От кого-то я услышал в эти же дни, что Большой театр вовсе не так уж недоступен и что перед началом спектакля, имея деньги, почти гарантированно можно купить билет с рук, особенно если один билет. Часто бывает, что билеты куплены заранее, а потом в день спектакля выясняется, что один из двоих в этот день занят или заболел. Ну, а деньги… мы были хоть и студенты, но все-таки Литературного института, начинали понемножку печататься…
Помню мое первое дежурство у колонн Большого театра. Был ноябрьский дождливый вечер, но, правда, не холодный, как полагалось бы, без мерзкого пронзающего ветра, свойственного этому месяцу. Так что в моей охоте за билетами не было дополнительных страданий. Кроме того, я ведь рыболов-поплавочник и терпенья в ожидании поклевки мне ни у кого занимать не надо.
Охотников было много и кроме меня, но я заметил, что большинство охотится за двумя билетами.
В толкучке, происходящей около восьми знаменитых колонн Большого театра, я нацелился на одинокую женщину лет тридцати пяти (тогда она мне, двадцатитрехлетнему, казалась пожилой), стоящую в сторонке и ожидающую то ли подругу, то ли мужчину.
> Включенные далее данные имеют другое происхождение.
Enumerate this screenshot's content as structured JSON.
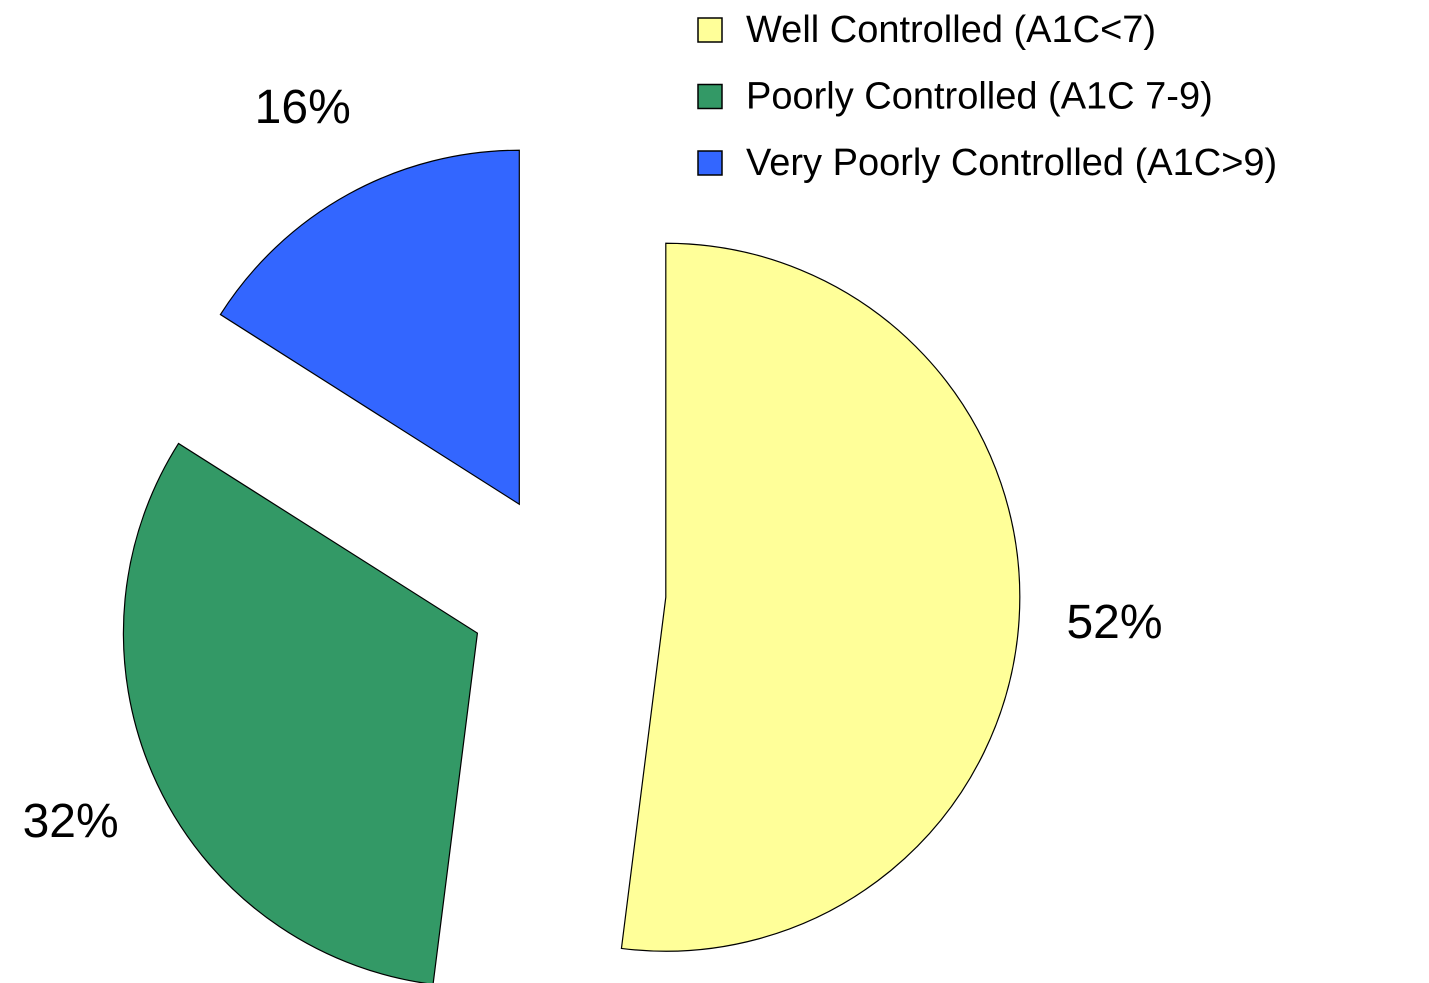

По тому, как она нервничала, взглядывая то в сторону метро, то в сторону Петровки, нетрудно было понять, что она ждет скорее мужчину и что очень может быть – его не дождется.
Я подошел и, как сейчас понимаю, бесцеремонно осведомился:
– Не окажется ли у вас, в конце концов, лишнего билета?
Выдержав ее презрительный и злой даже взгляд, я уточнил:
– Я ведь впервые пойду в Большой театр…
Вот почему в свой первый раз я сидел в Большом театре не на пятом ярусе где-нибудь (как это чаще всего случалось потом), а в партере, в седьмом ряду.
Своим первым спектаклем я выбрал «Князя Игоря» хотя бы потому, что уже знал его в Лешином изложении. И действительно, во всех главных сценах, кроме всего, у меня была еще и радость узнавания, одна из главных радостей при восприятии любого вида искусства. Леше я благодарен до сих пор.
Спектакль меня ошеломил и потряс. Козловский, Михайлов, Батурин, Смоленская – созвездие этих имен (вернее сказать, голосов) само по себе уж уникально и, увы, неповторимо больше никогда, ни при каких обстоятельствах.
Но дело было не только в голосах. Огромность сцены, романтика декораций, эти целые соборы на сцене, целая площадь перед собором, боевые знамена и хоругви, толпа, небо над соборами – и все это в согласованности с могучей музыкой, с прекрасным пением, с хорами… А потом Восток, Азия, ковыльные степи, шатры, сумерки в степи, ночь в степи, огонь половецких плясок…
Такой древней Русью, такой эпической глубиной веяло от всего этого, что я сидел завороженный, ошеломленный, забывший даже про соседку, которая все взглядывала на меня со стороны. Как видно, ей интересно было понаблюдать за первым восприятием оперы неискушенным слушателем.
Вскоре на моем счету значились уже «Евгений Онегин», «Пиковая дама», «Борис Годунов», «Риголетто», «Кармен», «Фауст», «Демон», «Лебединое озеро», «Ромео и Джульетта», «Бахчисарайский фонтан»…
Я полностью принял это искусство, хоть и знал, что именно условность является иногда причиной нападок на балет или оперу.